简体繁体 English

分区数如何影响`wholeTextFiles`和`textFiles`？

[英]How does the number of partitions affect `wholeTextFiles` and `textFiles`?

原文 2015-11-25 00:40:54 0 1 python/ apache-spark/ pyspark

In the spark, I understand how to use wholeTextFiles and textFiles , but I'm not sure which to use when. 在spark中，我理解如何使用wholeTextFiles和textFiles ，但我不确定在何时使用。 Here is what I know so far: 这是我目前所知道的：

When dealing with files that are not split by line, one should use wholeTextFiles , otherwise use textFiles . 处理未按行拆分的文件时，应使用wholeTextFiles ，否则使用textFiles 。

I would think that by default, wholeTextFiles and textFiles partition by file content, and by lines, respectively. 我认为默认情况下， wholeTextFiles和textFiles按文件内容和行分隔。 But, both of them allow you to change the parameter minPartitions . 但是，它们都允许您更改参数minPartitions 。

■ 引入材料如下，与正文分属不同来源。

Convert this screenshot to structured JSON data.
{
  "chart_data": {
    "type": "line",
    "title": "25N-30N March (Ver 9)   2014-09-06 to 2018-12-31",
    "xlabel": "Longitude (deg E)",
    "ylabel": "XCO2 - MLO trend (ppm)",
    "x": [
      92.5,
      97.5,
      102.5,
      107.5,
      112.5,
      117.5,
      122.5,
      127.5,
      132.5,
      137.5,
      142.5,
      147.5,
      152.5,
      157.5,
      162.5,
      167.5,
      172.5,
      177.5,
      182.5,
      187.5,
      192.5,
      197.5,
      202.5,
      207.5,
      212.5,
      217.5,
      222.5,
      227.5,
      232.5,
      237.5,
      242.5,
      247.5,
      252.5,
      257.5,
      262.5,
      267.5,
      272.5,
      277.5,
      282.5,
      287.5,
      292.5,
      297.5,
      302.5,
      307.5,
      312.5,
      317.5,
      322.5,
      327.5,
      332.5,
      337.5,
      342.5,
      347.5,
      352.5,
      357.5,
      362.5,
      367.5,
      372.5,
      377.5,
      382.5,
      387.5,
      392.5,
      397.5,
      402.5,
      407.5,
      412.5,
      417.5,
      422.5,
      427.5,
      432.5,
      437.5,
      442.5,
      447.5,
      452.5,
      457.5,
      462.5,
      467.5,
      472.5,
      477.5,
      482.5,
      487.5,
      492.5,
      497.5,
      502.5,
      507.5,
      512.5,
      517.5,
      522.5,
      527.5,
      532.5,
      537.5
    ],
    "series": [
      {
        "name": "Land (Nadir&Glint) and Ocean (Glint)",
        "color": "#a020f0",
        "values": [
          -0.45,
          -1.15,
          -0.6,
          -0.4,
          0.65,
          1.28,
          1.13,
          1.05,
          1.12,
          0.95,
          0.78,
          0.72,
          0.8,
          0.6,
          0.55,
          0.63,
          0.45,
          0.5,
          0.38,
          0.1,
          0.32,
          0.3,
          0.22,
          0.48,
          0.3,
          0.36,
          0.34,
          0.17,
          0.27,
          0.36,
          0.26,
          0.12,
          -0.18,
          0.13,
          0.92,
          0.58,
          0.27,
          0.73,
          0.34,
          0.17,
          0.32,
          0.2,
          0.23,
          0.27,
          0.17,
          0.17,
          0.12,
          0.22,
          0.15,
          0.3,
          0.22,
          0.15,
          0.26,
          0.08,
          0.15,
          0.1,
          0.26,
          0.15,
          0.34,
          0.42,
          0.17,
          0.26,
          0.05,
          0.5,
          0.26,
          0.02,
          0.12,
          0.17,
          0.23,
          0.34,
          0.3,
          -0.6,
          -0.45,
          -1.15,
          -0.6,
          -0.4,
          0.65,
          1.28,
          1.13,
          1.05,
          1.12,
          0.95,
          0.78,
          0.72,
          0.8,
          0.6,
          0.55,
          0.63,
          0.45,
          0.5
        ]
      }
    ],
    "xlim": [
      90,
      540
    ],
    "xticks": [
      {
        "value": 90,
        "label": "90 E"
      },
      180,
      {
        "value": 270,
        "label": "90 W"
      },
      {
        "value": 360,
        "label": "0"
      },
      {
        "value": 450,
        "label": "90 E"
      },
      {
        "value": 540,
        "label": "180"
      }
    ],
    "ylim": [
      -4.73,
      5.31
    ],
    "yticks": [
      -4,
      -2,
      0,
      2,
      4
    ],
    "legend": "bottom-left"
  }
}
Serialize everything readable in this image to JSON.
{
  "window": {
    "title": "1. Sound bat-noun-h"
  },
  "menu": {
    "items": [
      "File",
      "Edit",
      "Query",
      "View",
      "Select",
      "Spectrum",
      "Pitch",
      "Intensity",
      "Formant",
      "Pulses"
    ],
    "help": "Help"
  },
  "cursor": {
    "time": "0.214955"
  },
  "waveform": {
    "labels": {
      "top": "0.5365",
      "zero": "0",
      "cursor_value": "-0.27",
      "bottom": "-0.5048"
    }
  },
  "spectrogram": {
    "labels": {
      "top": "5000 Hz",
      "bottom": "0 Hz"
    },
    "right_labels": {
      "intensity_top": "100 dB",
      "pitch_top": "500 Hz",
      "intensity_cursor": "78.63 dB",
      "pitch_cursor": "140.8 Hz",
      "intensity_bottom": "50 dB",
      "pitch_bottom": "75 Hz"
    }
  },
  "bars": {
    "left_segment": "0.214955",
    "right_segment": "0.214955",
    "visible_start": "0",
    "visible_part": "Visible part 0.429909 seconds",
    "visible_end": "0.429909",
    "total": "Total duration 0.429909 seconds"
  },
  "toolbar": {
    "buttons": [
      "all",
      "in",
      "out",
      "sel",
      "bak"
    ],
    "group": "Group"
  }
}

So, how does changing the partitions affect how these are processed? 那么，更改分区如何影响这些处理的方式呢？

For example, say I have one very large file with 100 lines. 例如，假设我有一个包含100行的非常大的文件。 What would be the difference between processing it as wholeTextFiles with 100 partiions, and processing it as textFile (which partitions it line by line) using the default of parition 100. 将它作为wholeTextFiles与100个parti处理，并使用默认的parition 100将其作为textFile （ textFile分割）处理之间有什么区别？

What is the difference between these? 这些有什么区别？

1 个解决方案

For reference, wholeTextFiles uses WholeTextFileInputFormat which extends CombineFileInputFormat . 作为参考， wholeTextFiles使用WholeTextFileInputFormat ，它扩展了CombineFileInputFormat 。

A couple of notes on wholeTextFiles . 关于wholeTextFiles 。

Each record in the RDD returned by wholeTextFiles has the file name and the entire contents of the file. wholeTextFiles返回的RDD中的每条记录都有文件名和文件的全部内容。 This means that a file cannot be split (at all). 这意味着无法拆分文件（根本）。
Because it extends CombineFileInputFormat , it will try to combine groups of smaller files into one partition. 因为它扩展了CombineFileInputFormat ，所以它会尝试将较小文件组合并到一个分区中。

If I have two small files in a directory, it is possible that both files will end up in a single partition. 如果我在目录中有两个小文件，则两个文件可能最终都在一个分区中。 If I set minPartitions=2 , then I will likely get two partitions back instead. 如果我设置minPartitions=2 ，那么我可能会返回两个分区。

Now if I were to set minPartitions=3 , I will still get back two partitions because the contract for wholeTextFiles is that each record in the RDD contain an entire file. 现在，如果我设置minPartitions=3 ，我仍然会返回两个分区，因为wholeTextFiles的合同是RDD中的每个记录都包含整个文件。